Third Party Administrators (which for purposes of these regulations includes PBMs) that provide the mandated free contraceptive coverage to eligible organization plan members may recoup service costs only by contracting with a health plan that agrees to report the PBM’s contraceptive costs to the government. Under such an arrangement, the health plan would report the payments for contraceptive services provided by the PBM and, in return, receive a reduction in its Exchange tax, just as though the health plan itself had paid for the contraceptive services. The reduction would similarly include the administrative cost “allowance” of 15% for 2014. The health plan is then required to pass on to the PBM the amount of the Exchange tax reduction it received as a result of the PBM payments for contraceptive services, but it is not required to pass on to the PBM the administrative cost allowance. The health plan and PBM may negotiate to determine how the allowance will be divided between the two entities. PBMs that are able to find a health plan partner must inform HHS that they are planning to request reimbursement. This notice must be given at the later of January 1, 2014 or sixty (60) days after receiving an eligible organization’s self-certification.
Difficult Scenario for PBMs
In establishing this mechanism, DOL and HHS failed to consider the following:
First, providing and paying for services and not being compensated for over a year imposes a financial hardship on plans and PBMs. Second, the regulations create a difficult scenario for PBMs. Because PBMs do not have a direct reimbursement mechanism, the regulations heavily favor PBMs that are owned by health plans and therefore have a built-in partner for purposes of providing contraceptive services. If independent PBMs want to receive any reimbursement for these mandated services, they will have to expend significant resources and incur significant costs to identify a health plan partner. If a PBM is unable to identify a health plan partner, it will not be paid at all for the contraceptive services or its administrative costs. Even if a PBM is able to identify a health plan partner, the partner may not agree to pass on the administrative allowance. PBMs must expend resources (time, employees, claims processing systems, contracting, etc.) to provide the contraceptive services, but there is no guarantee that the health plan it convinces to be its partner will agree to pass through any of the “allowance,” therefore leaving the PBM with a loss.

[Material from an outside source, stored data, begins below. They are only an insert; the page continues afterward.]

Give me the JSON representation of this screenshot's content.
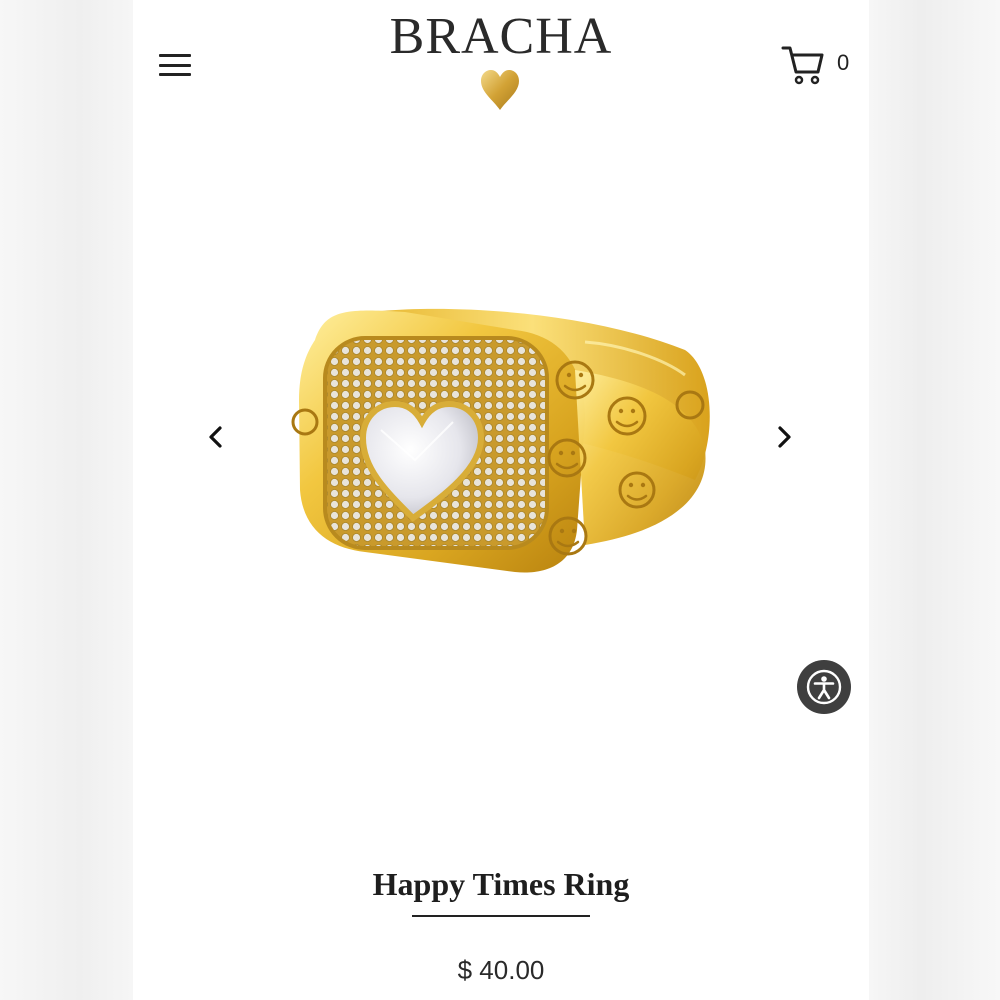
{
  "brand": {
    "name": "BRACHA",
    "logo_icon": "gold-heart-icon",
    "accent": "#d9ad3c"
  },
  "header": {
    "menu_icon": "hamburger-menu-icon",
    "cart_icon": "shopping-cart-icon",
    "cart_count": "0"
  },
  "gallery": {
    "prev_icon": "chevron-left-icon",
    "next_icon": "chevron-right-icon",
    "image": "gold-signet-ring-heart-stone-smiley-engravings"
  },
  "accessibility": {
    "icon": "accessibility-person-icon"
  },
  "product": {
    "title": "Happy Times Ring",
    "price": "$ 40.00"
  }
}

Pending Supreme Court Cases
It is unclear how much money is at stake for plans and PBMs, but the amount could potentially increase significantly based on cases pending before the Supreme Court. In March of this year, the Supreme Court will consider cases involving for-profit, secular employers, such as Hobby Lobby, requesting on religious grounds the same contraceptive exception as that available for “eligible organizations.” The outcome of such cases could potentially increase the volume of services that fall under this mechanism, in turn increasing the burden on health plans and PBMs.